Cuando se detiene el tiempo y la cabeza se acelera, los pensamientos, abruptos y atropellados, fluyen y se entremezclan tratando de buscar un rincón de paz. Cobijo para el cansancio.
Los libros, que pueden ser la salida más rápida a la angustia diaria, suelen ser la bofetada de una realidad que no te deja desconectar.
Páginas preñadas de letras, frases y párrafos que te hacen viajar y sentir que has salido de tu cuerpo por un instante. Sentir que eres capaz de contemplar la vida y aprender de errores pasados. Experiencias que quedan selladas para siempre en el papel y que desafortunadamente parecen servir de inspiración una y otra vez sin percatarnos de que caminamos con paso firme hacia la desgracia. Momentos frente a un libro que no querrías que acabaran nunca porque sabes que el golpe polvoriento de las tapas te devolverán a tu realidad, a aquella que has elegido (o no), afortunada o desafortunadamente.

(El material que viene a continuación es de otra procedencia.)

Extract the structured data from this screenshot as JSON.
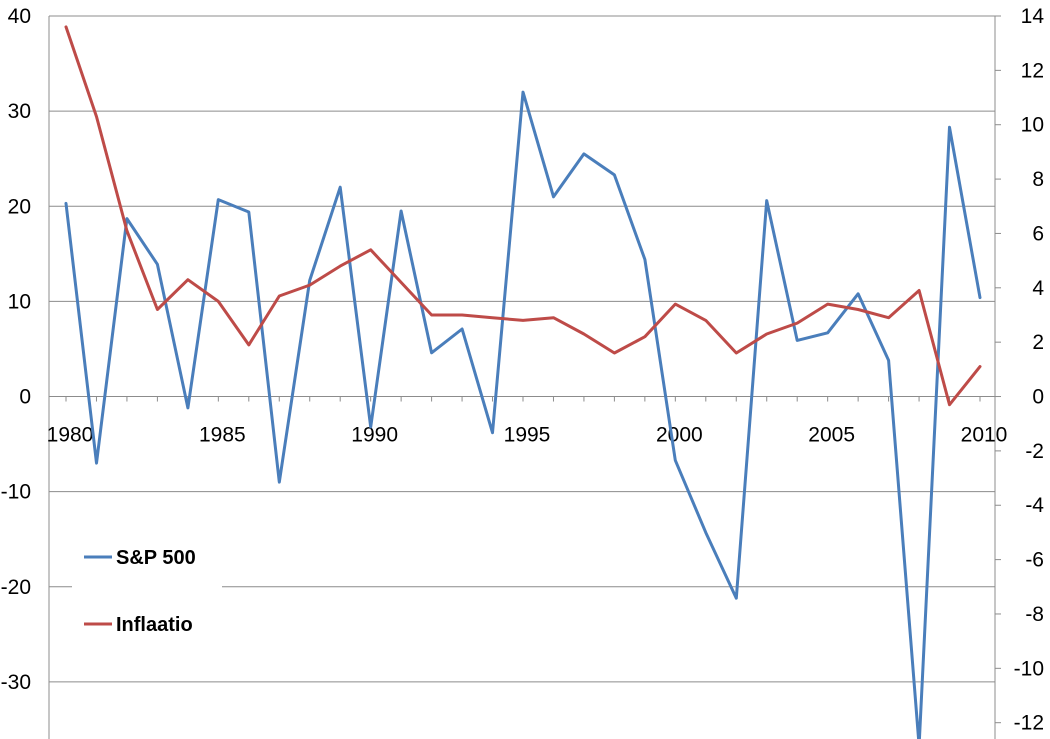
{
  "chart_data": {
    "type": "line",
    "title": "",
    "xlabel": "",
    "ylabel": "",
    "x": [
      1980,
      1981,
      1982,
      1983,
      1984,
      1985,
      1986,
      1987,
      1988,
      1989,
      1990,
      1991,
      1992,
      1993,
      1994,
      1995,
      1996,
      1997,
      1998,
      1999,
      2000,
      2001,
      2002,
      2003,
      2004,
      2005,
      2006,
      2007,
      2008,
      2009,
      2010
    ],
    "x_tick_labels": [
      "1980",
      "1985",
      "1990",
      "1995",
      "2000",
      "2005",
      "2010"
    ],
    "y_left_tick_labels": [
      "40",
      "30",
      "20",
      "10",
      "0",
      "-10",
      "-20",
      "-30"
    ],
    "y_right_tick_labels": [
      "14",
      "12",
      "10",
      "8",
      "6",
      "4",
      "2",
      "0",
      "-2",
      "-4",
      "-6",
      "-8",
      "-10",
      "-12"
    ],
    "y_left_lim": [
      -36,
      40
    ],
    "y_right_lim": [
      -12.6,
      14
    ],
    "grid": true,
    "legend_position": "left",
    "series": [
      {
        "name": "S&P 500",
        "axis": "left",
        "color": "#4a7ebb",
        "values": [
          20.3,
          -7.0,
          18.7,
          13.9,
          -1.2,
          20.7,
          19.4,
          -9.0,
          12.2,
          22.0,
          -3.2,
          19.5,
          4.6,
          7.1,
          -3.8,
          32.0,
          21.0,
          25.5,
          23.3,
          14.4,
          -6.7,
          -14.3,
          -21.2,
          20.6,
          5.9,
          6.7,
          10.8,
          3.8,
          -36.7,
          28.3,
          10.4
        ]
      },
      {
        "name": "Inflaatio",
        "axis": "right",
        "color": "#be4b48",
        "values": [
          13.6,
          10.3,
          6.1,
          3.2,
          4.3,
          3.5,
          1.9,
          3.7,
          4.1,
          4.8,
          5.4,
          4.2,
          3.0,
          3.0,
          2.9,
          2.8,
          2.9,
          2.3,
          1.6,
          2.2,
          3.4,
          2.8,
          1.6,
          2.3,
          2.7,
          3.4,
          3.2,
          2.9,
          3.9,
          -0.3,
          1.1
        ]
      }
    ]
  }
}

Una existencia quebrantada por el capricho del puño que ostenta el poder y que, endiosado, cree saberlo todo.
¿Y ahora qué?
La oscuridad se cierne sobre la tierra sin visos de que el amanecer llegue con la fuerza necesaria. Día tras día las informaciones revelan la tristura del que siempre pensó que "cualquier tiempo pasado fue mejor". Pero más triste es aquella mirada del que, convencido, se decía cada día que lo mejor estaba por llegar.
Brillantes futuros truncados. Penosas existencias abandonadas a su suerte. Simples vagabundos
Aún con todo hay quien prefiere abrir bien los ojos y tratar de buscar la salida. Hay quien blinda su corazón para que no se pudra y pueda soportar la quemazón. Sonreír a diario y disfrutar de las pequeñas cosas que nos regala la vida es difícil, sobre todo cuando lo que te queda es aguantar la desidia y el amargor de los que te rodean. Pero quedan buenas personas, están ahí. Apenas hay que abrir los ojos.